150- CBT2016- 11 & 12



I came back from my 12th CBT session and now it's time for me to summarize it - after I discuss briefly the previous one from 9th of November. 

That one was preceded by 3 weeks during which I had great difficulties and had lost motivation as I was feeling under the great pressure of my mental health - as I detailed in post 145.


I had 4 exposure tasks which I couldn't really achieve - though I had managed to do different ones. Therefore, my therapist had cheered me up by helping me see that I had attained some exposures, and requested that I work on the initial 4 tasks, which are as follows : 


  • Asking help from strangers (which I did in stores when I actually needed to find products I couldn't on my own)
  • Writing cards or letters to friends (my wife and me wrote condolence cards to 2 friends of ours, who are sisters) 
  • Sitting next to strangers (I did when we went to watch Fantastic Beasts, and in public transports, where I often had to stand, but it counted for strangers' presence) 
  • making official phone calls, if possible (I had to make a few, actually) 

Also, as I had lacked motivation and asked for her specific help, she guided me to look at the reasons that drove me to my CBT, and what I hope to gain from it once I complete it. 
Thus, as I worded the various causes and goals, I could see that by holding these in mind, I can boost my pro-action once more, pursuing my exposures and therapy, because the end goal is to reduce the overall impact of my social phobias and all its inherent anxieties as well as inhibited participation in my social life. 

Indeed, I would regain self-confidence and could go to movies, stores, public transportation and not be systemically overwhelmed.
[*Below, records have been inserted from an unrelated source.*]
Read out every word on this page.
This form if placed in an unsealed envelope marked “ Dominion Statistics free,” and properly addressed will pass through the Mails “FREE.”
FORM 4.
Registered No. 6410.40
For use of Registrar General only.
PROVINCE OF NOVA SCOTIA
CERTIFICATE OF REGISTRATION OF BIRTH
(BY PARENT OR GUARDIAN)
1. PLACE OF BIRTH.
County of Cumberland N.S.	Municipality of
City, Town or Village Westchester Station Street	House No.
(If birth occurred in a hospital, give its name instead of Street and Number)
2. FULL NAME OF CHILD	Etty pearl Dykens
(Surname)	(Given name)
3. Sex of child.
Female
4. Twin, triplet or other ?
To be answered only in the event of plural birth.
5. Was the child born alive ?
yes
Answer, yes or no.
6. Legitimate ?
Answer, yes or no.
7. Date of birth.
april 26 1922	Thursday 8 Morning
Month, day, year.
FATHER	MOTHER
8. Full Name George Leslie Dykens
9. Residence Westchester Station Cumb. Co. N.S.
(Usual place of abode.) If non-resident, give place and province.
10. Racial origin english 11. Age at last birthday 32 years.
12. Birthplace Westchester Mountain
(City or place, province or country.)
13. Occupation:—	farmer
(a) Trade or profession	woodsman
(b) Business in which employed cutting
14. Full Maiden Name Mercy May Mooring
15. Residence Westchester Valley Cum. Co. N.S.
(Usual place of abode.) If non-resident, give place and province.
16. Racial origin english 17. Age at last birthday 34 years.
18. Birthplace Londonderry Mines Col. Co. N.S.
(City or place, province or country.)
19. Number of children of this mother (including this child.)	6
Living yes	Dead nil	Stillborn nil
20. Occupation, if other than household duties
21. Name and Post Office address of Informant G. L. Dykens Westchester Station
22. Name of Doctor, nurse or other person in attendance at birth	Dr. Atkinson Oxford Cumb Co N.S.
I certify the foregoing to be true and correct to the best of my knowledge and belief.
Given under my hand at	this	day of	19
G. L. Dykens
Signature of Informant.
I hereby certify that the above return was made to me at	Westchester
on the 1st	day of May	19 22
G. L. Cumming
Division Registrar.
I could travel and not feel panicky. I could entertain my friends, and also accept their invitations. I might even manage to be bold and attend a concert, which I have never really been into (with the tiny exception of a few moments listening to a friend's singing on a band, once, in a local bar).

With this in my mind, I did my exposures and when I read my notes to my therapist during today's session, she congratulated me for a good job done, and gave me 5 more exposures, all on the same level of 75/100 anxiety. They are :


  • Invite my family
  • Visite my family (both these will help due to upcoming xmas) 
  • Self-express my fashion tastes, displaying my hair and cloths (I have been doing it, and have to continue this, as I discussed just in posts 148 & 149
  • Compliment others, especially strangers if I can (I have managed to do that for acquaintances and friends periodically) 
  • And last for the moment, affirm my opinions regarding subjects that might be controversial and cause disagreements (politics, religions, etc) 

My next (13th) session is on 28/12 - in a whole month, to give me time to get all those December social events. It'll also mark 7 months since the beginning of this therapy, as the first session was on 30/05.